Grazie a un progetto di durata annuale e del valore di 50mila euro finanziato dall’associazione di pazienti “CDKL5-Insieme verso la cura, Tognini esplorerà per la prima volta se il microbiota intestinale possa giocare un ruolo nella sintomatologia che si osserva in questi pazienti, un aspetto poco studiato della malattia ma di grande impatto sulla quotidianità delle famiglie.

«Studi condotti sia negli animali che nell’uomo indicano come il microbiota intestinale possa influenzare diverse funzioni del cervello - spiega la ricercatrice - come per esempio la risposta allo stress, il sonno, l’appetito, ma anche del sistema immunitario, che nel corso della vita deve imparare a distinguere i microrganismi utili da quelli invece pericolosi. Inoltre, oggi sappiamo che questa popolazione di microrganismi dialoga costantemente anche con il sistema enterico, il “secondo cervello” presente nel nostro intestino, e può giocare un ruolo nei sintomi gastrointestinali che si possono presentare come co-morbidità in pazienti affetti da disturbi psichiatrici, depressione, malattie neurodegenerative e del neurosviluppo. Per esempio, alcuni studi hanno mostrato come il microbiota di persone con autismo o sindrome di Rett sia diverso da quello dei loro controlli sani, sia in termini di composizione che di produzione di specifici metaboliti: ci siamo quindi chiesti se questo valesse anche per i bambini con deficit di CDKL5».

Grazie anche alla collaborazione con Aglaia Vignoli ed Elisa Borghi dell’Università di Milano, Tognini e il suo gruppo analizzeranno quindi il microbiota di questi pazienti a partire da campioni di feci, così come il cosiddetto “metaboloma”, ovvero l’insieme dei metaboliti e delle varie sostanze, vitamine per esempio,  prodotte dai microrganismi intestinali e rilevabili nel sangue, alla ricerca di differenze significative rispetto alle persone sane.
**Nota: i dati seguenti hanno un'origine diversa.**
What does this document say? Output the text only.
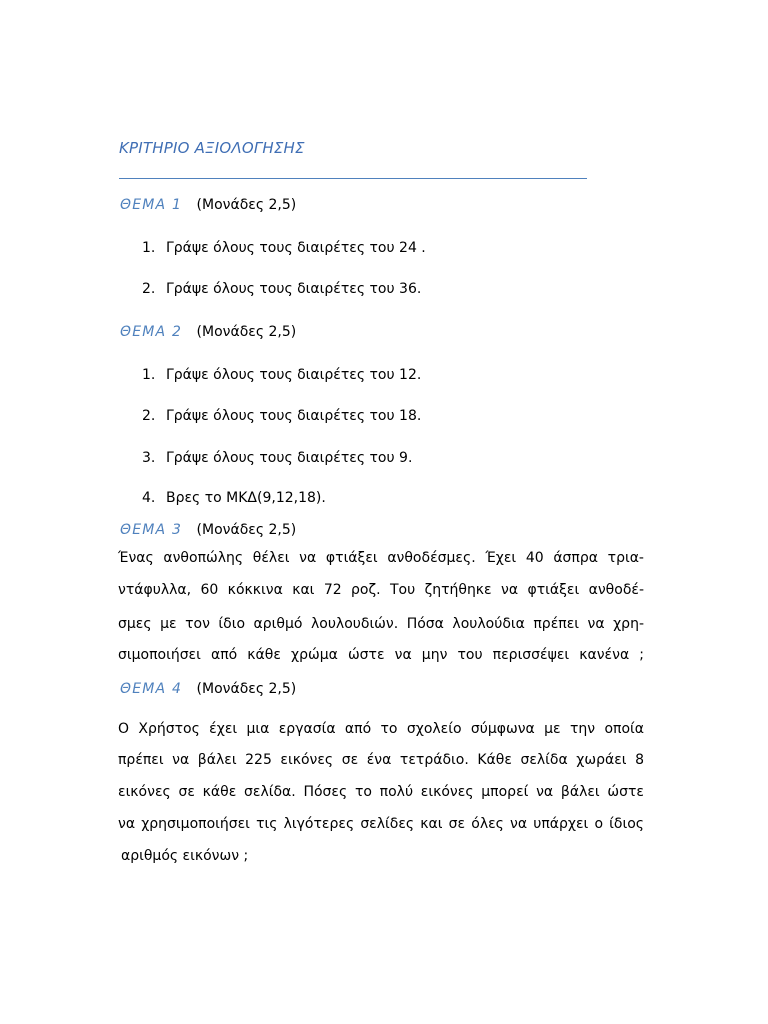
ΚΡΙΤΗΡΙΟ ΑΞΙΟΛΟΓΗΣΗΣ
ΘΕΜΑ 1 (Μονάδες 2,5)
1. Γράψε όλους τους διαιρέτες του 24 .
2. Γράψε όλους τους διαιρέτες του 36.
ΘΕΜΑ 2 (Μονάδες 2,5)
1. Γράψε όλους τους διαιρέτες του 12.
2. Γράψε όλους τους διαιρέτες του 18.
3. Γράψε όλους τους διαιρέτες του 9.
4. Βρες το ΜΚΔ(9,12,18).
ΘΕΜΑ 3 (Μονάδες 2,5)
Ένας ανθοπώλης θέλει να φτιάξει ανθοδέσμες. Έχει 40 άσπρα τρια-
ντάφυλλα, 60 κόκκινα και 72 ροζ. Του ζητήθηκε να φτιάξει ανθοδέ-
σμες με τον ίδιο αριθμό λουλουδιών. Πόσα λουλούδια πρέπει να χρη-
σιμοποιήσει από κάθε χρώμα ώστε να μην του περισσέψει κανένα ;
ΘΕΜΑ 4 (Μονάδες 2,5)
Ο Χρήστος έχει μια εργασία από το σχολείο σύμφωνα με την οποία
πρέπει να βάλει 225 εικόνες σε ένα τετράδιο. Κάθε σελίδα χωράει 8
εικόνες σε κάθε σελίδα. Πόσες το πολύ εικόνες μπορεί να βάλει ώστε
να χρησιμοποιήσει τις λιγότερες σελίδες και σε όλες να υπάρχει ο ίδιος
αριθμός εικόνων ;
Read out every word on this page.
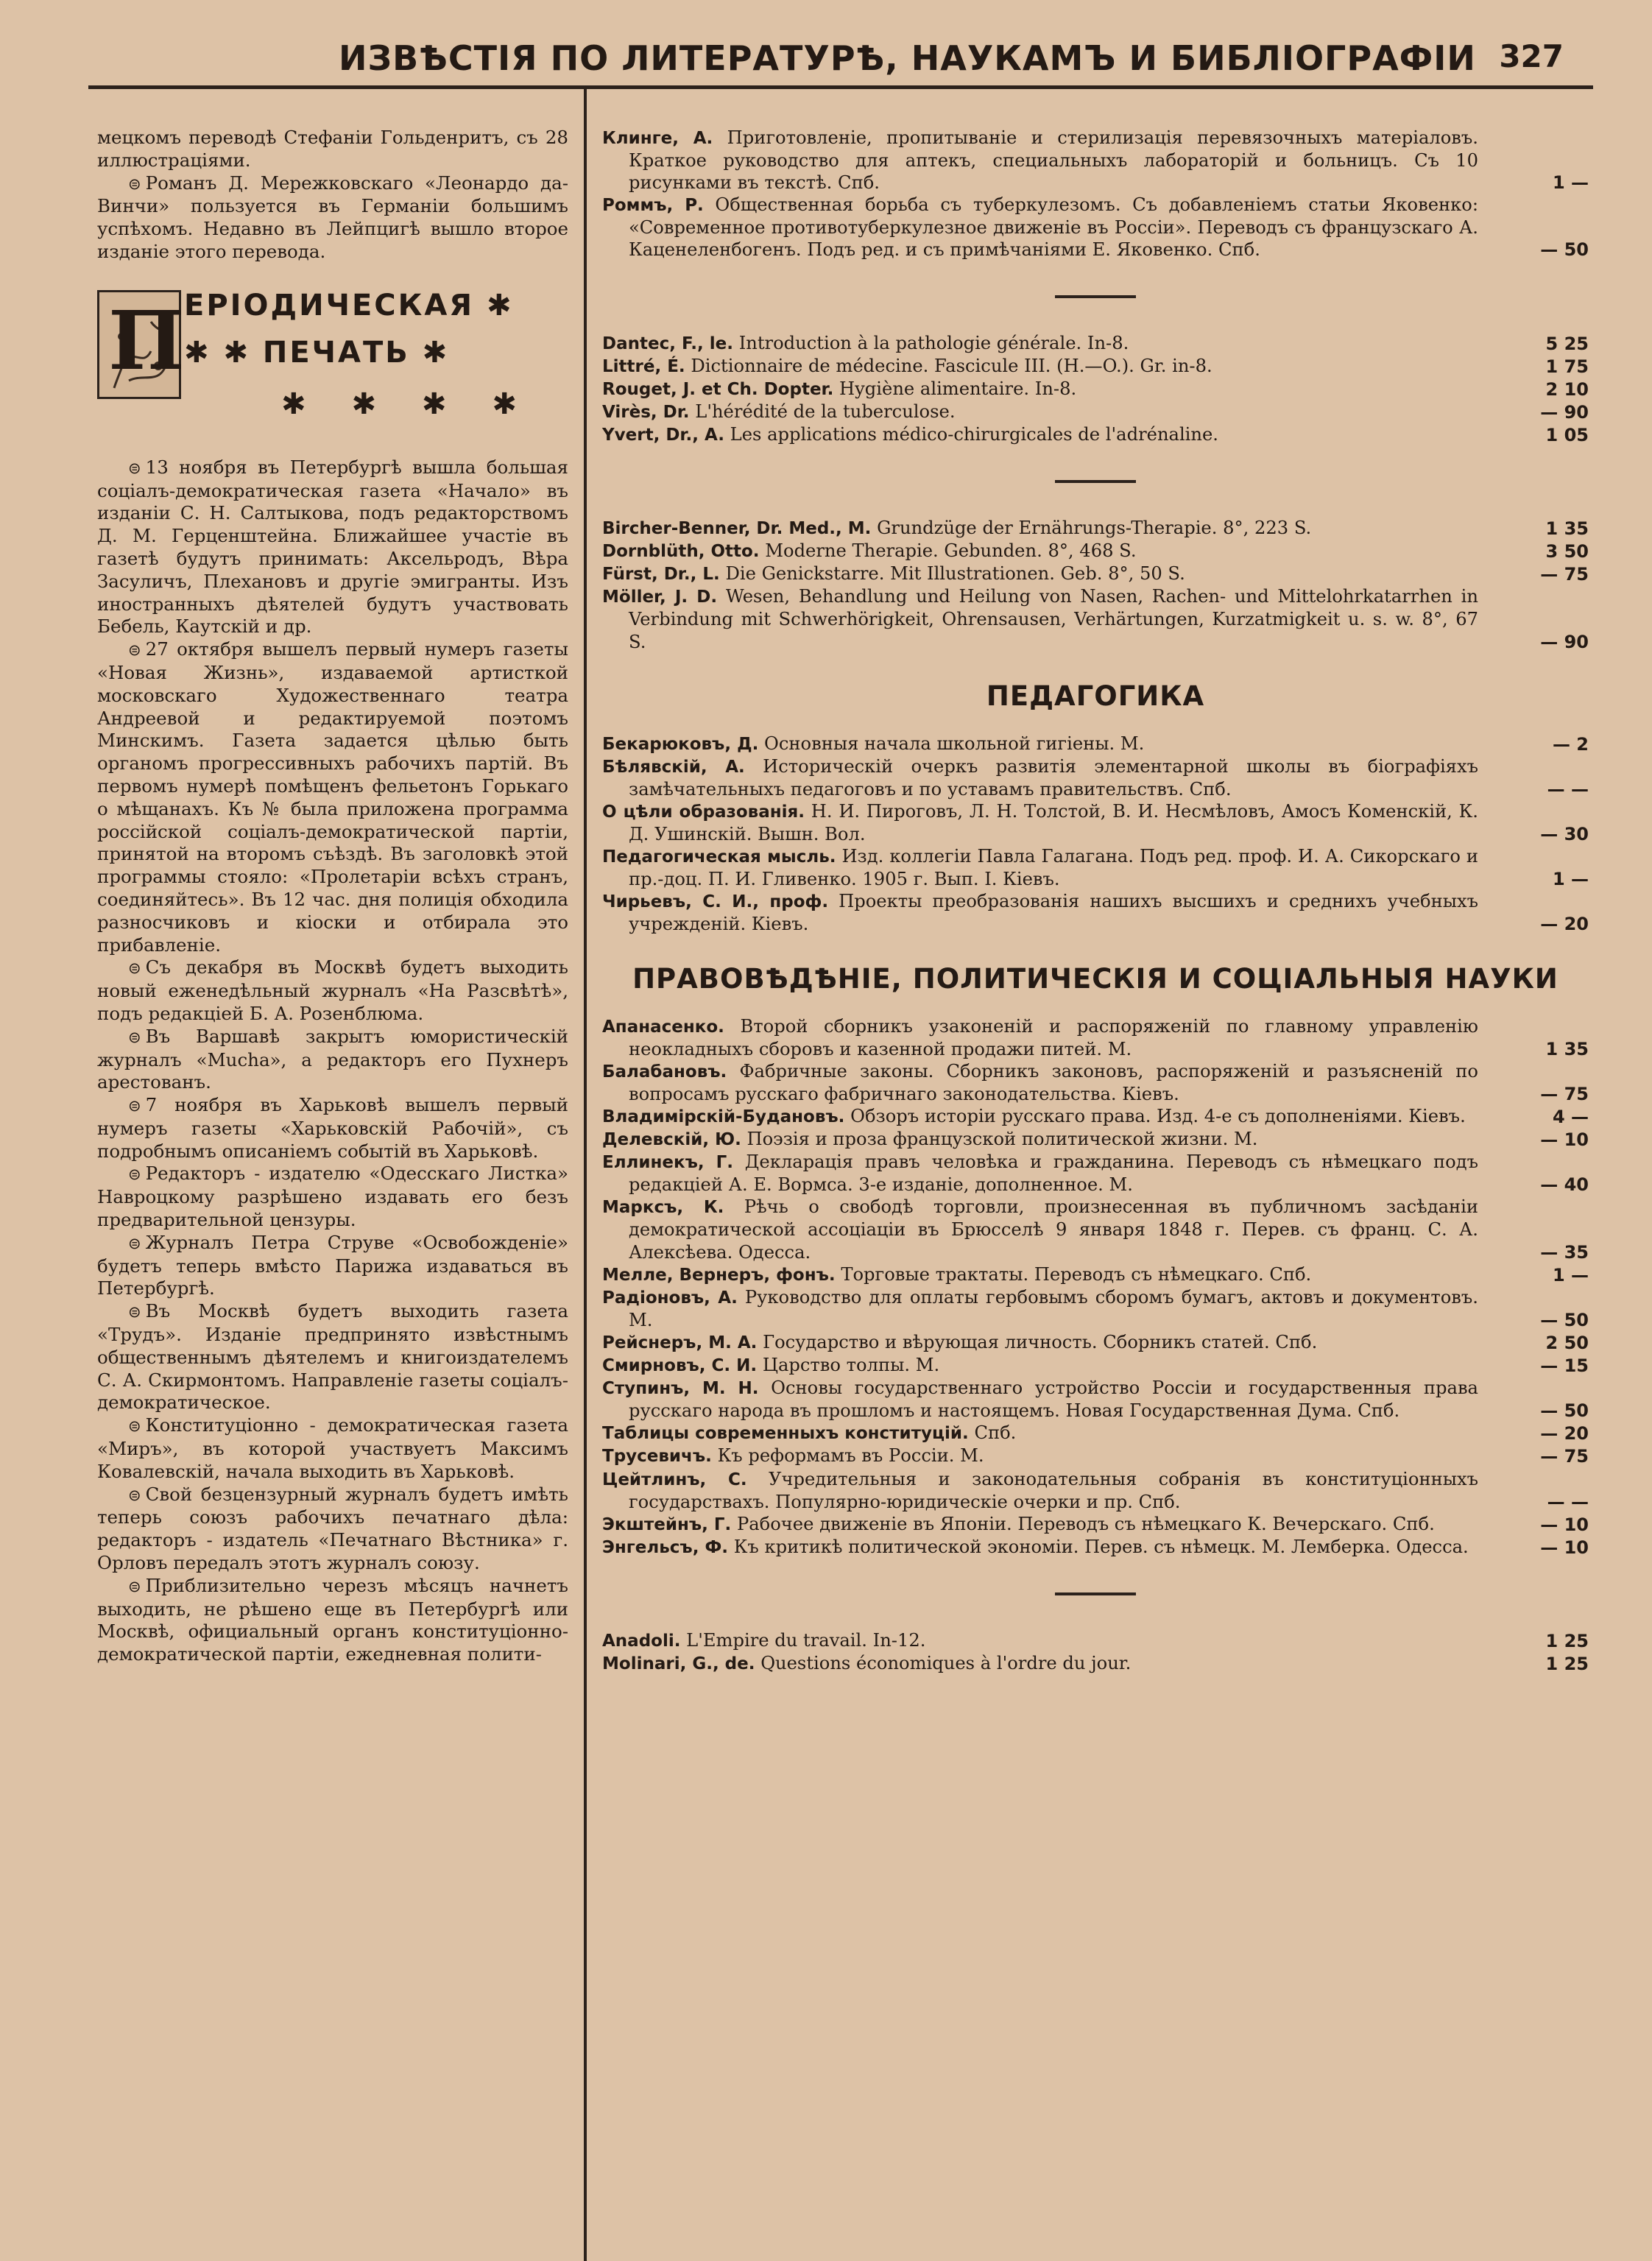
ИЗВѢСТІЯ ПО ЛИТЕРАТУРѢ, НАУКАМЪ И БИБЛІОГРАФІИ 327

мецкомъ переводѣ Стефаніи Гольденритъ, съ 28 иллюстраціями.

⊜ Романъ Д. Мережковскаго «Леонардо да-Винчи» пользуется въ Германіи большимъ успѣхомъ. Недавно въ Лейпцигѣ вышло второе изданіе этого перевода.

П ЕРІОДИЧЕСКАЯ ✱
✱ ✱ ПЕЧАТЬ ✱
✱ ✱ ✱ ✱

⊜ 13 ноября въ Петербургѣ вышла большая соціалъ-демократическая газета «Начало» въ изданіи С. Н. Салтыкова, подъ редакторствомъ Д. М. Герценштейна. Ближайшее участіе въ газетѣ будутъ принимать: Аксельродъ, Вѣра Засуличъ, Плехановъ и другіе эмигранты. Изъ иностранныхъ дѣятелей будутъ участвовать Бебель, Каутскій и др.

⊜ 27 октября вышелъ первый нумеръ газеты «Новая Жизнь», издаваемой артисткой московскаго Художественнаго театра Андреевой и редактируемой поэтомъ Минскимъ. Газета задается цѣлью быть органомъ прогрессивныхъ рабочихъ партій. Въ первомъ нумерѣ помѣщенъ фельетонъ Горькаго о мѣщанахъ. Къ № была приложена программа россійской соціалъ-демократической партіи, принятой на второмъ съѣздѣ. Въ заголовкѣ этой программы стояло: «Пролетаріи всѣхъ странъ, соединяйтесь». Въ 12 час. дня полиція обходила разносчиковъ и кіоски и отбирала это прибавленіе.

⊜ Съ декабря въ Москвѣ будетъ выходить новый еженедѣльный журналъ «На Разсвѣтѣ», подъ редакціей Б. А. Розенблюма.

⊜ Въ Варшавѣ закрытъ юмористическій журналъ «Mucha», а редакторъ его Пухнеръ арестованъ.

⊜ 7 ноября въ Харьковѣ вышелъ первый нумеръ газеты «Харьковскій Рабочій», съ подробнымъ описаніемъ событій въ Харьковѣ.

⊜ Редакторъ - издателю «Одесскаго Листка» Навроцкому разрѣшено издавать его безъ предварительной цензуры.

⊜ Журналъ Петра Струве «Освобожденіе» будетъ теперь вмѣсто Парижа издаваться въ Петербургѣ.

⊜ Въ Москвѣ будетъ выходить газета «Трудъ». Изданіе предпринято извѣстнымъ общественнымъ дѣятелемъ и книгоиздателемъ С. А. Скирмонтомъ. Направленіе газеты соціалъ-демократическое.

⊜ Конституціонно - демократическая газета «Миръ», въ которой участвуетъ Максимъ Ковалевскій, начала выходить въ Харьковѣ.

⊜ Свой безцензурный журналъ будетъ имѣть теперь союзъ рабочихъ печатнаго дѣла: редакторъ - издатель «Печатнаго Вѣстника» г. Орловъ передалъ этотъ журналъ союзу.

⊜ Приблизительно черезъ мѣсяцъ начнетъ выходить, не рѣшено еще въ Петербургѣ или Москвѣ, официальный органъ конституціонно-демократической партіи, ежедневная полити-

Клинге, А. Приготовленіе, пропитываніе и стерилизація перевязочныхъ матеріаловъ. Краткое руководство для аптекъ, специальныхъ лабораторій и больницъ. Съ 10 рисунками въ текстѣ. Спб.	1 —
Роммъ, Р. Общественная борьба съ туберкулезомъ. Съ добавленіемъ статьи Яковенко: «Современное противотуберкулезное движеніе въ Россіи». Переводъ съ французскаго А. Каценеленбогенъ. Подъ ред. и съ примѣчаніями Е. Яковенко. Спб.	— 50
Dantec, F., le. Introduction à la pathologie générale. In-8.	5 25
Littré, É. Dictionnaire de médecine. Fascicule III. (H.—O.). Gr. in-8.	1 75
Rouget, J. et Ch. Dopter. Hygiène alimentaire. In-8.	2 10
Virès, Dr. L'hérédité de la tuberculose.	— 90
Yvert, Dr., A. Les applications médico-chirurgicales de l'adrénaline.	1 05
Bircher-Benner, Dr. Med., M. Grundzüge der Ernährungs-Therapie. 8°, 223 S.	1 35
Dornblüth, Otto. Moderne Therapie. Gebunden. 8°, 468 S.	3 50
Fürst, Dr., L. Die Genickstarre. Mit Illustrationen. Geb. 8°, 50 S.	— 75
Möller, J. D. Wesen, Behandlung und Heilung von Nasen, Rachen- und Mittelohrkatarrhen in Verbindung mit Schwerhörigkeit, Ohrensausen, Verhärtungen, Kurzatmigkeit u. s. w. 8°, 67 S.	— 90
ПЕДАГОГИКА
Бекарюковъ, Д. Основныя начала школьной гигіены. М.	— 2
Бѣлявскій, А. Историческій очеркъ развитія элементарной школы въ біографіяхъ замѣчательныхъ педагоговъ и по уставамъ правительствъ. Спб.	— —
О цѣли образованія. Н. И. Пироговъ, Л. Н. Толстой, В. И. Несмѣловъ, Амосъ Коменскій, К. Д. Ушинскій. Вышн. Вол.	— 30
Педагогическая мысль. Изд. коллегіи Павла Галагана. Подъ ред. проф. И. А. Сикорскаго и пр.-доц. П. И. Гливенко. 1905 г. Вып. I. Кіевъ.	1 —
Чирьевъ, С. И., проф. Проекты преобразованія нашихъ высшихъ и среднихъ учебныхъ учрежденій. Кіевъ.	— 20
ПРАВОВѢДѢНІЕ, ПОЛИТИЧЕСКІЯ И СОЦІАЛЬНЫЯ НАУКИ
Апанасенко. Второй сборникъ узаконеній и распоряженій по главному управленію неокладныхъ сборовъ и казенной продажи питей. М.	1 35
Балабановъ. Фабричные законы. Сборникъ законовъ, распоряженій и разъясненій по вопросамъ русскаго фабричнаго законодательства. Кіевъ.	— 75
Владимірскій-Будановъ. Обзоръ исторіи русскаго права. Изд. 4-е съ дополненіями. Кіевъ.	4 —
Делевскій, Ю. Поэзія и проза французской политической жизни. М.	— 10
Еллинекъ, Г. Декларація правъ человѣка и гражданина. Переводъ съ нѣмецкаго подъ редакціей А. Е. Вормса. 3-е изданіе, дополненное. М.	— 40
Марксъ, К. Рѣчь о свободѣ торговли, произнесенная въ публичномъ засѣданіи демократической ассоціаціи въ Брюсселѣ 9 января 1848 г. Перев. съ франц. С. А. Алексѣева. Одесса.	— 35
Мелле, Вернеръ, фонъ. Торговые трактаты. Переводъ съ нѣмецкаго. Спб.	1 —
Радіоновъ, А. Руководство для оплаты гербовымъ сборомъ бумагъ, актовъ и документовъ. М.	— 50
Рейснеръ, М. А. Государство и вѣрующая личность. Сборникъ статей. Спб.	2 50
Смирновъ, С. И. Царство толпы. М.	— 15
Ступинъ, М. Н. Основы государственнаго устройство Россіи и государственныя права русскаго народа въ прошломъ и настоящемъ. Новая Государственная Дума. Спб.	— 50
Таблицы современныхъ конституцій. Спб.	— 20
Трусевичъ. Къ реформамъ въ Россіи. М.	— 75
Цейтлинъ, С. Учредительныя и законодательныя собранія въ конституціонныхъ государствахъ. Популярно-юридическіе очерки и пр. Спб.	— —
Экштейнъ, Г. Рабочее движеніе въ Японіи. Переводъ съ нѣмецкаго К. Вечерскаго. Спб.	— 10
Энгельсъ, Ф. Къ критикѣ политической экономіи. Перев. съ нѣмецк. М. Лемберка. Одесса.	— 10
Anadoli. L'Empire du travail. In-12.	1 25
Molinari, G., de. Questions économiques à l'ordre du jour.	1 25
Parallelamente, alle famiglie partecipanti sarà chiesto anche di fornire informazioni dettagliate sulla dieta di questi bambini.

«Dobbiamo considerare che il microbiota contribuisce anche a mantenere una barriera al passaggio di sostanze potenzialmente nocive: modifiche nella sua composizione potrebbero alterare la permeabilità dell’intestino a certe sostanze che arrivano così al circolo sanguigno. Questo - continua la ricercatrice - potrebbe spiegare un’altra caratteristica tipica di questi pazienti, ovvero uno stato di infiammazione blanda ma costante, che pur non provocando segni tangibili in certe condizioni potrebbe contribuire alla sintomatologia. Da studi preliminari abbiamo visto che somministrando dei probiotici a topi modello di questa malattia si ottengono dei miglioramenti dal punto di vista comportamentale: grazie a questo progetto vorremmo quindi approfondire se questo legame effettivamente esiste anche nell’uomo».

«Disponendo di dati più solidi potremo capire se intervenendo sulla dieta si possa migliorare la quotidianità di questi bambini in termini di disturbi gastrointestinali, crisi epilettiche, qualità del sonno».

Paola Tognini, ricercatrice Università di Pisa

Inoltre, auspichiamo di individuare dei biomarcatori che possano aiutarci a monitorare la progressione della malattia in modo poco invasivo. Non si tratta certamente di una cura, ma della possibilità di alleviare parte delle difficoltà di ogni giorno di queste famiglie: riuscirci sarebbe davvero gratificante anche per noi».